6. A nicely hidden and very small temple dedicated to Hung Shing, who is credited with advancing knowledge astronomy and navigation. This deity is worshipped by fishermen and other seafaring people.
7. The concreted path ends at the end of the beach, a dirt trail continues, passing by small farms and fruit bearing trees.
At the very end of the land is a small island connected to the main island by a tombolo. Unless the tide is very high you can cross this tombolo and visit the Fisherman’s Rock. The views from this point are great, on a clear day you can easily see Hong Kong Island, Kowloon and the Stonecutter’s Bridge.
8. Here are various small temples, the prettiest and most important of them being the Spinster Fairy temple.
This temple is from the 1950s. The “spinster fairy” is the youngest of seven sisters in Chinese mythology. Worshippers come to pray for offspring, or for safe sailing.
9. After walking around Peng Lei Court, a public housing estate, you’re back in the main part of the village. Here are a few sights in close proximity. First there is this Kam Fa temple, dedicated to the lady Kam Fa, also known by the Mandarin pronunciation Jinhua. The name literally means “Golden Flower”.
Goddess Jinhua or Madame Jinhua was a righteous lady born to the family of a marital official. She was honoured as a goddess after her death. Worshippers believe that Lady Golden Flower can grant many generations of descendants. This temple celebrates not only her festival but also the popular Bodhisattva Festival.

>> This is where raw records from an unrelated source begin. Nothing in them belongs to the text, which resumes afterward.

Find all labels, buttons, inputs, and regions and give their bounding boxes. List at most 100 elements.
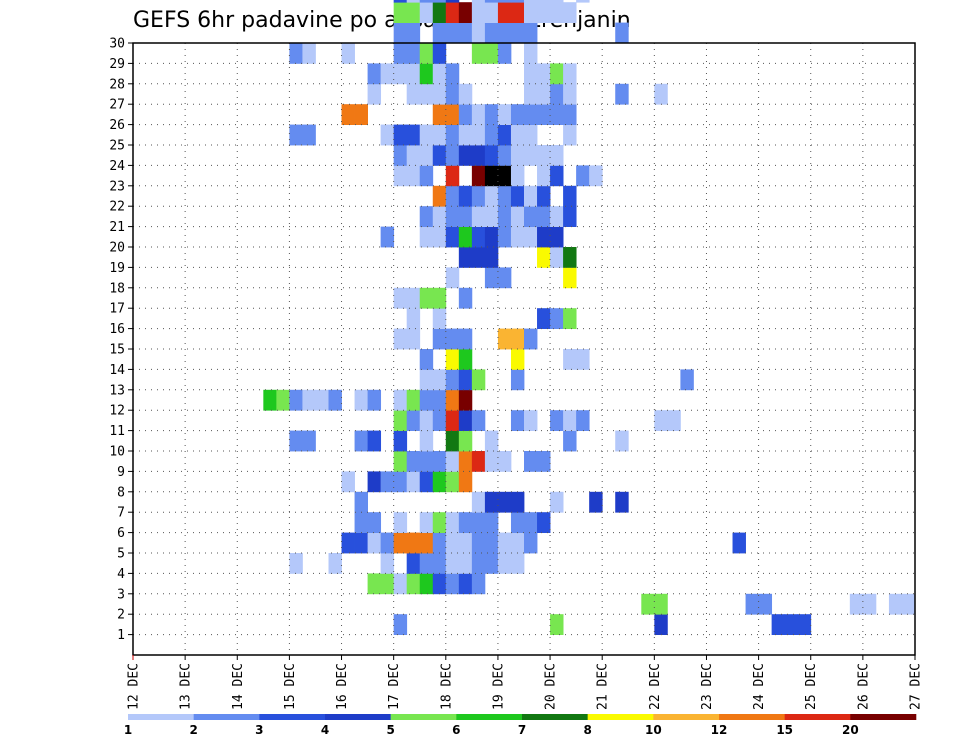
- precip-cell: [550, 614, 564, 635]
- precip-cell: [524, 104, 538, 125]
- precip-cell: [550, 63, 564, 85]
- y-tick-label: 5: [117, 547, 125, 562]
- precip-cell: [484, 22, 499, 44]
- precip-cell: [354, 104, 368, 125]
- precip-cell: [380, 124, 395, 146]
- precip-cell: [419, 512, 434, 533]
- precip-cell: [510, 328, 525, 350]
- precip-cell: [537, 165, 551, 187]
- y-tick-label: 19: [109, 261, 125, 276]
- precip-cell: [654, 410, 668, 431]
- precip-cell: [537, 63, 551, 85]
- precip-cell: [393, 430, 408, 452]
- precip-cell: [341, 43, 355, 64]
- precip-cell: [393, 512, 408, 533]
- colorbar-tick-label: 10: [645, 723, 662, 737]
- x-tick-label: 14 DEC: [231, 663, 246, 710]
- precip-cell: [563, 410, 577, 431]
- precip-cell: [380, 553, 395, 574]
- precip-cell: [510, 2, 525, 23]
- precip-cell: [576, 410, 590, 431]
- precip-cell: [354, 512, 368, 533]
- precip-cell: [510, 165, 525, 187]
- precip-cell: [524, 532, 538, 554]
- precip-cell: [524, 226, 538, 248]
- precip-cell: [367, 512, 382, 533]
- y-tick-label: 26: [109, 118, 125, 133]
- precip-cell: [471, 22, 486, 44]
- colorbar-tick-label: 15: [776, 723, 793, 737]
- precip-cell: [641, 593, 655, 615]
- precip-cell: [276, 389, 290, 411]
- precip-cell: [406, 308, 421, 329]
- precip-cell: [406, 553, 421, 574]
- precip-cell: [458, 83, 473, 105]
- precip-cell: [406, 145, 421, 166]
- precip-cell: [432, 63, 447, 85]
- colorbar-segment: [850, 714, 917, 720]
- x-tick-label: 24 DEC: [752, 663, 767, 710]
- y-tick-label: 21: [109, 220, 125, 235]
- precip-cell: [484, 553, 499, 574]
- y-tick-label: 4: [117, 567, 125, 582]
- precip-cell: [471, 553, 486, 574]
- precip-cell: [419, 430, 434, 452]
- precip-cell: [550, 247, 564, 268]
- precip-cell: [289, 43, 303, 64]
- precip-cell: [524, 328, 538, 350]
- precip-cell: [524, 124, 538, 146]
- precip-cell: [563, 2, 577, 23]
- precip-cell: [680, 369, 694, 391]
- precip-cell: [458, 553, 473, 574]
- precip-cell: [302, 389, 316, 411]
- x-tick-label: 26 DEC: [856, 663, 871, 710]
- precip-cell: [367, 389, 382, 411]
- precip-cell: [510, 104, 525, 125]
- precip-cell: [563, 206, 577, 227]
- precip-cell: [550, 308, 564, 329]
- precip-cell: [497, 451, 512, 472]
- y-tick-label: 15: [109, 343, 125, 358]
- precip-cell: [497, 104, 512, 125]
- y-tick-label: 30: [109, 37, 125, 52]
- y-tick-label: 7: [117, 506, 125, 521]
- precip-cell: [537, 83, 551, 105]
- x-tick-label: 22 DEC: [648, 663, 663, 710]
- precip-cell: [419, 410, 434, 431]
- colorbar-tick-label: 20: [842, 723, 859, 737]
- precip-cell: [432, 145, 447, 166]
- precip-cell: [419, 0, 434, 3]
- precip-cell: [576, 349, 590, 370]
- precip-cell: [497, 43, 512, 64]
- precip-cell: [510, 369, 525, 391]
- precip-cell: [484, 267, 499, 289]
- precip-cell: [432, 43, 447, 64]
- precip-cell: [510, 512, 525, 533]
- x-tick-label: 21 DEC: [596, 663, 611, 710]
- colorbar-tick-label: 8: [583, 723, 591, 737]
- precip-cell: [537, 206, 551, 227]
- colorbar-segment: [390, 714, 457, 720]
- precip-cell: [537, 104, 551, 125]
- precip-cell: [458, 451, 473, 472]
- precip-cell: [341, 104, 355, 125]
- precip-cell: [537, 226, 551, 248]
- precip-cell: [550, 83, 564, 105]
- y-tick-label: 23: [109, 179, 125, 194]
- precip-cell: [497, 2, 512, 23]
- precip-cell: [458, 430, 473, 452]
- precip-cell: [563, 63, 577, 85]
- precip-cell: [524, 43, 538, 64]
- precip-cell: [497, 124, 512, 146]
- precip-cell: [615, 22, 629, 44]
- precip-cell: [354, 430, 368, 452]
- precip-cell: [471, 124, 486, 146]
- precip-cell: [471, 573, 486, 595]
- precip-cell: [393, 0, 408, 3]
- colorbar-segment: [193, 714, 260, 720]
- colorbar-tick-label: 1: [124, 723, 132, 737]
- precip-cell: [550, 104, 564, 125]
- precip-cell: [406, 43, 421, 64]
- precip-cell: [432, 206, 447, 227]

According to local legend, the head priest of the temple and Kwan Tak-hing, a famous Cantonese opera performer, both met the Goddess in their dreams. On her festival (17th day, 4th lunar month), the temple erupts into colourful dragon and lion dances.
This building is from 1762, and was restored in 1978 by a local, Mrs Yip Kam Lan, after falling into disrepair.
Next to the temple is the octagonal Dragon Well, built so the village had a permanent water source. The shape is thought to represent the Eight Diagrams of Chinese mythology.
10. Just around the corner from the temple of Lady Kam Fa is the Tin Hau temple. Tin Hau, protector of fishermen, is the most commonly worshipped deity in Hong Kong.
This temple was built in the Jiaqing reign of the Qing Dynasty, in 1798. It is thought to be is a reconstruction of a much older temple a the same site. Next to the Tin Hau statue is a whale rib bone on display. The bone is believed to be four hundred years old, however it’s real origin is unknown.
Next to the Tin Hau temple is this stone tablet, dating back to the Qing dynasty. During this period it was common practice for military rulers to take the vessels from local fishermen and use them to lure pirates. This tablet, erected in 1835, bans the expropriation of civilian vessels for this purpose, protecting the livelihoods of local fishermen.
Across the road from the temple is the Righteousness Ancestral Hall. This hall was built 150 years ago as hospice. It consists of three rooms: one for a dying patient, one for a helpless patient and one for the caretaker. An icon of Ksitigarbha Bodhisattva was worshipped in the hall and believed to bless the sick and dying patients.
The hall also functioned as the funeral home for the poor residents who died penniless.
From here it is just a few minutes back to the ferry pier, to catch a ferry back to Central. This tour will take about three hours to complete.